Accepted Solutions (1)

Accepted Solutions (1)

n_vorstermans2
Explorer
0 Kudos

Hi,

Quickly looking at the log I experiences a similar issue on an IBM blade before, where after a HANA crash it couldn't find the right save point

Please have a look at this note: 2203059 - HANA persistence corruption because of GPFS rapid repair feature


Solution

  • Upgrade to at least GPFS 4.1.1-1 (GPFS 4.1.1-2 or later recommended). Please see SAP Note 1880960 for current recommended minimum GPFS versions
  • Restore HANA DB to the last possible point in time if you are already in the situation with the error.

I updated the GPFS which resolved the issue. As I cannot comment on what hardware you are running this, you would either need to check the GPFS or worst case do a system restore to the last point in time or full backup.

Regards,

Nick

Former Member
0 Kudos

Hi Nick,

Thanks for your reply. I´ve already saw the note, my hardware isn´t from IBM. This is happening in a sandbox server, I´ve tried to restore de database using HANA Studio, unfortunately during the restore process the nameserver is restarted/started and since this issue is happening when starting it I cannot proceed, hdbsql is not an option since the database is offline.

How am I supossed to restore the database in this situation?

n_vorstermans2
Explorer
0 Kudos

Are you trying to recover a Point-in-Time? If so are you trying the last snapshot? You could attempt one snapshot before if possible.

In case that doesn't work either:

On OS level could you do under <SID>adm a HDB stop and then check HDB info if anything is still running for the nameserver? Also check whether the lock files are released. If the lock files are not released, please delete them manually.

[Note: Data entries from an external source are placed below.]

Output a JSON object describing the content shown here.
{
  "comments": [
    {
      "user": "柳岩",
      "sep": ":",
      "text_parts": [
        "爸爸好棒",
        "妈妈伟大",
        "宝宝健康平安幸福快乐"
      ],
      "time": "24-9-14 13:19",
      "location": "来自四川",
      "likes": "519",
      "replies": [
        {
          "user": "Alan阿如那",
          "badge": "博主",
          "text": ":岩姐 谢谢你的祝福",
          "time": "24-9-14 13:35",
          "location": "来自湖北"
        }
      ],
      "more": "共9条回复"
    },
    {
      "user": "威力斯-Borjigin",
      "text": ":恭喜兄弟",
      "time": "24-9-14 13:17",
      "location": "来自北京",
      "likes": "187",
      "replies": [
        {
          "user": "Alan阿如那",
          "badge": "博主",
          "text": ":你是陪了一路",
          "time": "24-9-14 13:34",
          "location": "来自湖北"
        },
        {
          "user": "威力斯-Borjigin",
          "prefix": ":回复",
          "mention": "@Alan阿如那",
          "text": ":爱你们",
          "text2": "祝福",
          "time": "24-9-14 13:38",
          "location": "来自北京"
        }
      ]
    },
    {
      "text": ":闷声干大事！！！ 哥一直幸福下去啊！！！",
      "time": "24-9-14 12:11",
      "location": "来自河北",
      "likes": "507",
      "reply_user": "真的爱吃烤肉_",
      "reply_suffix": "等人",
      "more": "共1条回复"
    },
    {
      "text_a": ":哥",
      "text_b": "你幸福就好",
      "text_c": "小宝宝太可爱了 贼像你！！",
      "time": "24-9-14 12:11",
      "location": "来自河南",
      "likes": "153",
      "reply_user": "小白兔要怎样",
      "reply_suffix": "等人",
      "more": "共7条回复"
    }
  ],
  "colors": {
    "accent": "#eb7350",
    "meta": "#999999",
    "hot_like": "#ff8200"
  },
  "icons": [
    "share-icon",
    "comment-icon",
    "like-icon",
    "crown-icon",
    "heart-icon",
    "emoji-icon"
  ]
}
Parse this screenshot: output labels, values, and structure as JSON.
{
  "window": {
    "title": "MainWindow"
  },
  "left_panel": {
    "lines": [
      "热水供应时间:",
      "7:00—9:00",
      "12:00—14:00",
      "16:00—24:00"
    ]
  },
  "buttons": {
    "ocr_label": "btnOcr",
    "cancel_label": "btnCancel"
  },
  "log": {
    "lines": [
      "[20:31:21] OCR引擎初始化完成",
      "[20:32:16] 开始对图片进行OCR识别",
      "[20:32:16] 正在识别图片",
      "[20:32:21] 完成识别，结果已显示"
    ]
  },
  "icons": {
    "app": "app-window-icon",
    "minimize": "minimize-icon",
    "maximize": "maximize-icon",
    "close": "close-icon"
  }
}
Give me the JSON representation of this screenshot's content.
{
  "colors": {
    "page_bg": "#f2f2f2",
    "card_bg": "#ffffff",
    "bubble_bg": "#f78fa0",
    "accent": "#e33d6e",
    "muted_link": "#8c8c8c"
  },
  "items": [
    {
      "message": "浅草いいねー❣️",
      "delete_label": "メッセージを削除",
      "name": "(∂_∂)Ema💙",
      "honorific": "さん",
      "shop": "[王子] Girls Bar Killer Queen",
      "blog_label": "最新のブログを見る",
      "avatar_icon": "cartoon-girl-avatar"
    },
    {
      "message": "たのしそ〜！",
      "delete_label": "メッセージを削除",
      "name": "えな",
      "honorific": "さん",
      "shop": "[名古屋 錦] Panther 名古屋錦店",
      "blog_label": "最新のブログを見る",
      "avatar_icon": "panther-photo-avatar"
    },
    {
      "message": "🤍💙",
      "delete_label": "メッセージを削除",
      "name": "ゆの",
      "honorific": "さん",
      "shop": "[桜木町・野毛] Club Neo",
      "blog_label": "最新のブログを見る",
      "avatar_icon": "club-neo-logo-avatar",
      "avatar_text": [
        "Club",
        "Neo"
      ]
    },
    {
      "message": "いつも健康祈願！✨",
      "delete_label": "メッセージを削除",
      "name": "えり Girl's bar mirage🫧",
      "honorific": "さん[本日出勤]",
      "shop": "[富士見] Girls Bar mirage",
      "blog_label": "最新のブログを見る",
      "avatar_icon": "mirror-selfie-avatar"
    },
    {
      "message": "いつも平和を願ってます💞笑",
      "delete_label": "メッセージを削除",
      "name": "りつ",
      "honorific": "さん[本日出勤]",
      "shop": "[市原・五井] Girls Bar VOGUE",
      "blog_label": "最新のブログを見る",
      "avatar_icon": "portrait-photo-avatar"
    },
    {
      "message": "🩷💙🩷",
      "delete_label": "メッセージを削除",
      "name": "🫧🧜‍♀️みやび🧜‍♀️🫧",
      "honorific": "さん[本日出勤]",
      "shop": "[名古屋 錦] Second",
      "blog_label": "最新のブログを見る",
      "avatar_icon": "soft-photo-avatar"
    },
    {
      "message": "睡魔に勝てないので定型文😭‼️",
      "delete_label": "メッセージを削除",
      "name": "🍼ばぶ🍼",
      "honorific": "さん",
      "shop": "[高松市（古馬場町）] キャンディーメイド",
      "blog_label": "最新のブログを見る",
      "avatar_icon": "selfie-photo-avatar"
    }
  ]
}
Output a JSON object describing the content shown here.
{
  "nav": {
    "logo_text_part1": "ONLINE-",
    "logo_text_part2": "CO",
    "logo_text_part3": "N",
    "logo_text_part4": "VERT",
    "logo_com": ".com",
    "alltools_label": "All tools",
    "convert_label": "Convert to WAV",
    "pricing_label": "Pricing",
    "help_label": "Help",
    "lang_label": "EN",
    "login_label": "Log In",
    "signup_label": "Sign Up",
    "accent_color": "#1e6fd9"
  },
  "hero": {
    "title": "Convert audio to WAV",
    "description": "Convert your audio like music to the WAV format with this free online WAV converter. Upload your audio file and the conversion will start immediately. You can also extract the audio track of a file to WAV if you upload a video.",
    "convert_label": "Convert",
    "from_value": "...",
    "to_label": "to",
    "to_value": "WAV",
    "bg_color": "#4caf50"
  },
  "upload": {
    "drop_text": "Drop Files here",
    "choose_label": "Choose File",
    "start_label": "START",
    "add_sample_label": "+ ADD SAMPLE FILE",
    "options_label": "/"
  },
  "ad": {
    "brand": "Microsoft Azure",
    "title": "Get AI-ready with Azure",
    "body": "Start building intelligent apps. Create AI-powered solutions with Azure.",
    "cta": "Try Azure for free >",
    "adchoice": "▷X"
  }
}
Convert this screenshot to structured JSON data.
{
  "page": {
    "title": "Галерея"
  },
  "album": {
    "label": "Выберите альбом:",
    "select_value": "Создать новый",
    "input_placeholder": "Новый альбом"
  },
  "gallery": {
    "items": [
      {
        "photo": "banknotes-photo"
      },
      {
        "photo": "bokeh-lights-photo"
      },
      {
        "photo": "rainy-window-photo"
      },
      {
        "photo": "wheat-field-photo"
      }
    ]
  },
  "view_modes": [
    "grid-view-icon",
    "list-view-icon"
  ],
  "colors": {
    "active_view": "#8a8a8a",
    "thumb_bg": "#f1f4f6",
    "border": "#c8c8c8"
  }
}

In case this still doesn't work, you can also backup and delete the nameserver.ini to ensure it uses the system default found under /sapmnt/<SID>/global/hdb/custom/config

Worst case you could restore your latest full backup.

Regards,

Nick

Former Member
0 Kudos

Yes, Poin-in-Time. No snapshot is displayed for selection on screen, I supossed this was due to nameserver error. Isn´t it?

I also tried to restore using full backup, unfortunately after starting the restore process the nameserver is restarted/restarted automatically and since it doesn´t start restore doesn´t start.

Bellow HDB info after HDB stop:

USER   PID  PPID %CPUVSZ   RSS COMMAND

hdbadm   25824 25823  0.0  13884  2804 -sh

hdbadm   25965 25824 17.3  12900  1720  \_ /bin/sh /usr/sap/HDB/HDB02/HDB info

hdbadm   25990 25965  0.0   4944   616  \_ ps fx -U hdbadm -o user,pid,ppid,pcpu,vsz,rss,args
hdbadm3155 1  0.0 171056 22000 /usr/sap/HDB/HDB02/exe/sapstartsrv pf=/usr/sap/HDB/SYS/profile/HDB_HDB02_poahnehp -D -u hdbadm

Where can I find the mentioned lock files?

Thanks!

Former Member
0 Kudos

Bellow the behavior when trying database restore from full backup:

Same savepoint error (Wrong savepoint version: Expected 8373 but found 8361.) in nameserver trace.

Answers (2)

Answers (2)

former_member183326
Active Contributor
0 Kudos

Do you know if the datavolume was being exchanged  by an older datavolume? You should see something similair to

[15067]{-1}[-1/-1] 2016-05-19 13:58:22.353111 i Logger           SavepointImpl.cpp(03893) : AnchorPage with SPV=37047 loaded.  Persistence created at <DATA -- TIME>.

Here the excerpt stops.